Hi, I am trying to reproduce a NN in Python, using PyTorch. I set in my code np.random.seed(3) and torch.manual_seed(3) (the numpy seed being the same as the one used for the NN without Pytorch, and the torch seed, being whatever value).
I know the results are different with different initial seed because the optimizer will start in a different point, but the differences are huge. If I choose torch.manual_seed(1) the train and test accuracy are 65% and 34%, respectively. If I choose torch.manual_seed(3), they are instead 97% and 68%. My datasets consist on a training set of only 209 images and 50 testing images. I am using SGD instead of gradient descent. Is there any reason to think that gradient descent would be less affected on the initial conditions than the SGD? (different seeds giving similar accuracies)
I would expect strong differences if I would be working with a huge dataset as CIFAR-10 for example, but not with a small dataset as the one described. Am I wrong in the logic I follow?

ptrblck · May 5, 2020, 6:21am

The loss curve of GD is usually less noisy and the loss should decrease in each step.
Using SGD on the other hand gives you more noise, but also the final accuracy is often better than in GD. One might claim that the noisy updates add some regularization, but I’m not sure what the current theory is.

If random seeds give such different results, your overall training is unstable, which is a bad sign.

I would expect it the other way around. From my experience, the more data you have, the less likely it is to get trapped in a local minima.
E.g. if you are dealing with the XOR problem, you might easily stuck in a local minima and the seeds might decide if your model trains fine or not.
If you are training on ImageNet, I doubt that the seeds will make a huge difference.
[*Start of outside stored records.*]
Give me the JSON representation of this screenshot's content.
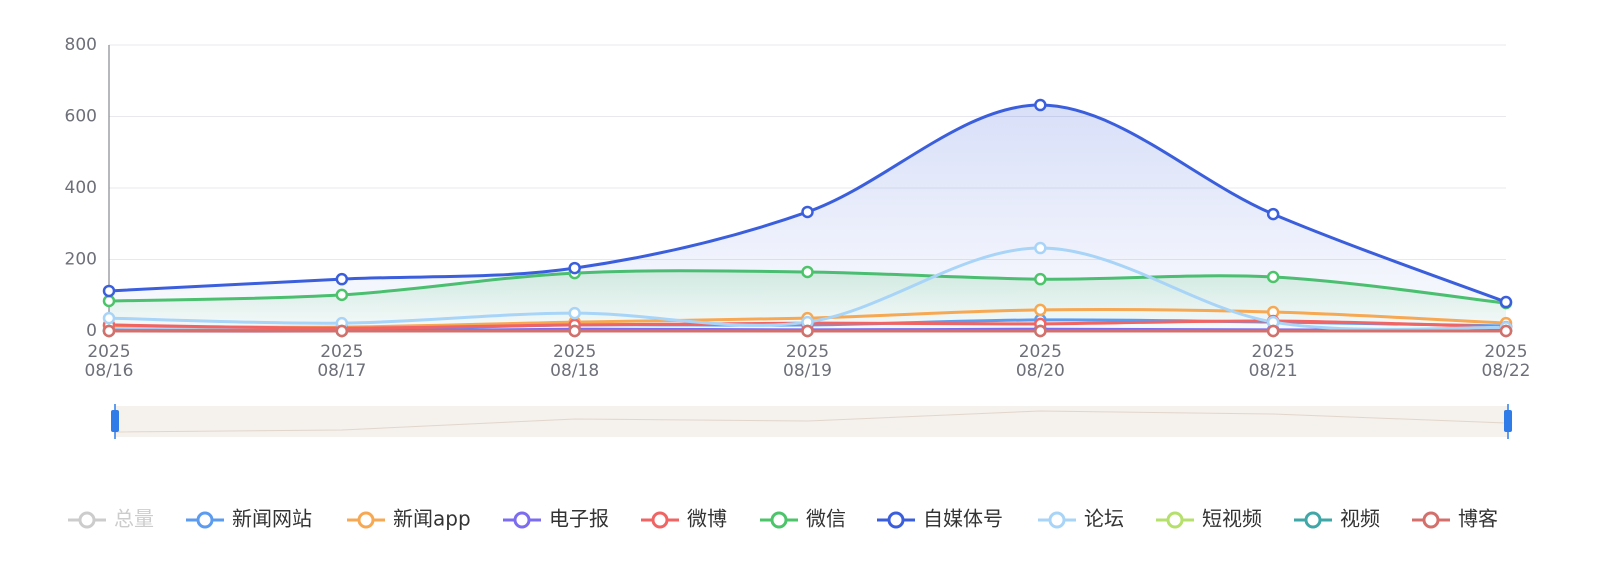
{
  "chart_data": {
    "type": "line",
    "categories": [
      "2025\n08/16",
      "2025\n08/17",
      "2025\n08/18",
      "2025\n08/19",
      "2025\n08/20",
      "2025\n08/21",
      "2025\n08/22"
    ],
    "ylim": [
      0,
      800
    ],
    "yticks": [
      0,
      200,
      400,
      600,
      800
    ],
    "grid": true,
    "smooth": true,
    "legend": "bottom",
    "series": [
      {
        "name": "总量",
        "color": "#cccccc",
        "hidden": true,
        "values": [
          null,
          null,
          null,
          null,
          null,
          null,
          null
        ]
      },
      {
        "name": "新闻网站",
        "color": "#5b9bf0",
        "values": [
          3,
          3,
          17,
          17,
          31,
          25,
          14
        ]
      },
      {
        "name": "新闻app",
        "color": "#f7a853",
        "values": [
          14,
          11,
          25,
          36,
          59,
          53,
          22
        ]
      },
      {
        "name": "电子报",
        "color": "#7b6cf0",
        "values": [
          0,
          0,
          5,
          3,
          5,
          3,
          2
        ]
      },
      {
        "name": "微博",
        "color": "#f06464",
        "values": [
          17,
          8,
          17,
          22,
          20,
          28,
          11
        ]
      },
      {
        "name": "微信",
        "color": "#4cc46a",
        "area": true,
        "values": [
          84,
          101,
          162,
          165,
          145,
          151,
          78
        ]
      },
      {
        "name": "自媒体号",
        "color": "#3b5fdc",
        "area": true,
        "values": [
          112,
          145,
          176,
          333,
          632,
          327,
          81
        ]
      },
      {
        "name": "论坛",
        "color": "#a8d4f8",
        "values": [
          36,
          22,
          50,
          25,
          232,
          25,
          10
        ]
      },
      {
        "name": "短视频",
        "color": "#b5e06b",
        "values": [
          0,
          0,
          0,
          0,
          0,
          0,
          0
        ]
      },
      {
        "name": "视频",
        "color": "#3fa7a7",
        "values": [
          0,
          0,
          0,
          0,
          0,
          0,
          0
        ]
      },
      {
        "name": "博客",
        "color": "#d4706c",
        "values": [
          0,
          0,
          0,
          0,
          0,
          0,
          0
        ]
      }
    ]
  }
}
The training success would most likely be defined by the overall training, model architecture, augmentation etc.

erm · May 5, 2020, 7:57am

Thanks for your answer. I need to develop intuition in this area yet. In Computational Chemistry we use also GD, SGD, and the sensitivity to initial conditions increases with the number of atoms, due to the presence of more degrees of freedom. So, my line of thinking was that the binary classification of cat vs non cat , would be less affected than a ten classes classification as CIFAR-10. But I see your point, and the role of the amount of data.